10. It may be pointed out that the prosecution does not come with any explanation whatsoever for non-examination of those witnesses either belonging to the Fire Brigade Department or the two private individuals who were utilized to collect the sword M.O.I. from the well. P.W.5 in the examination-in-chief in paragraph-4 stated that "the Fire Brigade failed to dry the water of the well. Thereafter, with the help of local people, namely, Balmiki Behera and Pinti Patro, the sword was brought out from the water of the well by means of an iron cat (Billei). M.O.I. is the said sword recovered from the well at the instance of accused-Deepak Kumar Patro. I seized the sword M.O.I. in presence of witnesses under seizure list Ext.17 and Ext. 17/1 is my signature thereon". The evidence, as above, indeed indicates that after bringing out the sword from the well it was not confirmed from the accused-Deepak if that was the weapon of offence used by him. Under such circumstance, the criticism of the Appellants on the aforesaid evidence appears to be correct.

11. At this juncture, Mr. Mishra, learned Standing Counsel argues that recovery of "O" group blood from the handle of the sword matches with the blood group of the deceased and therefore that gives a tale tell circumstance that M.O.I. is the weapon of offence. Even if that be so, the criticism on the evidence of the prosecution by the Appellants still holds good in the context of analyzing the evidentiary value of the evidence u/s 27 of the Evidence Act inasmuch as it is a matter giving discovery of the incriminating materials and the accused who is giving the discovery must identify the object at the time of seizure. That part of the circumstance is lacking in the evidence of P.W.5. Admittedly the other witnesses in that seizure have been withheld from the box. Under such circumstances, Ext.17 or the circumstances emerging there from cannot be taken in aid of the chain of circumstances in furtherance of proving the charge.

12. After the aforesaid evidence is eliminated, there remains the evidence u/s 27 of the Evidence Act relating to the wearing apparels of the accused and the deceased and the blanket (bed-sheet), etc. Though "O" group blood was found in such articles, from that circumstance alone it cannot be proved that accused-Deepak is the author of the murder. Prosecution has not alleged that the other accused persons or any of them had anything to do with the death of the deceased.
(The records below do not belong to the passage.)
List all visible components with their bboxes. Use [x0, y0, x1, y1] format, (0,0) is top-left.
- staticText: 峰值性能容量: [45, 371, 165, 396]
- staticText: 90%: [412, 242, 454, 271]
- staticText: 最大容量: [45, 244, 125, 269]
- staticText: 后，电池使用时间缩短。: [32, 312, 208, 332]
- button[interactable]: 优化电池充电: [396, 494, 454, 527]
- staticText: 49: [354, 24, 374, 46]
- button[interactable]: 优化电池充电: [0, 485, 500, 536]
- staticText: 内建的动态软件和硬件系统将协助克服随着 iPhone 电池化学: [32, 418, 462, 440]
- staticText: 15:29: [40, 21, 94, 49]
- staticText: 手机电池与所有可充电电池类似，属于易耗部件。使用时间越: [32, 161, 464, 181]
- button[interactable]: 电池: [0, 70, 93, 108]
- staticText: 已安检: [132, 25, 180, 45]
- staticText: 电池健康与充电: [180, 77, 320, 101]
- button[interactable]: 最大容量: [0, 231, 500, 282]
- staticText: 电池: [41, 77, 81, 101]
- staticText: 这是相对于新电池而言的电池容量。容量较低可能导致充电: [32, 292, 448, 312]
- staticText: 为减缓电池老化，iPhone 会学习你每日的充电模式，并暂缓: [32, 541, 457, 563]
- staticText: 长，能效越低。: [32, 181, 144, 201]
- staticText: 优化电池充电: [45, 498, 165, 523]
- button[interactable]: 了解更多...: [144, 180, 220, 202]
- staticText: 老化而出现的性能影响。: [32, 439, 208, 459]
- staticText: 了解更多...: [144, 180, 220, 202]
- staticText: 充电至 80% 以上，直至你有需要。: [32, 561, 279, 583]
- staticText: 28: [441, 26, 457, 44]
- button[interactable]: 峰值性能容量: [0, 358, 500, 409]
Therefore, as rightly argued at the Bar, this circumstance alone is deficient to prove the charge under Sections 302 and Sections 201/34 IPC.

13. There is no quarrel between the prosecution and the defence on the settled principle of law that evidentiary value of each of the circumstantial evidence should be considered independently and also conjointly and in that process if the circumstances emerging from such evidence unfailingly points out to the guilt of the accused then such circumstantial evidence should be accepted as against the accused. On the other hand, if such circumstantial evidence has loopholes or missing links then by surmises or presumption the missing links should not be filled up. In this case, from the aforesaid discussions, we find that there are missing links and such void positions have not been filled up by any direct or circumstantial evidence. Therefore, we find that prosecution has not been able to prove the charges beyond all reasonable doubt. Thus, we grant the benefit of doubt to the accused persons and accordingly set aside the order of conviction and the sentence imposed thereunder.

14. It is stated at the Bar that accused-Mangala '' Mangulu Pradhan and Magadalu Srinivas Kumar are in court bail. In view of the aforesaid order of acquittal, the bail bonds are discharged. Accused-Deepak Kumar Patro '' Dipu is said to be in the jail custody. In view of the order of acquittal, he be set at liberty forthwith if his detention is not required in connection with any other criminal case.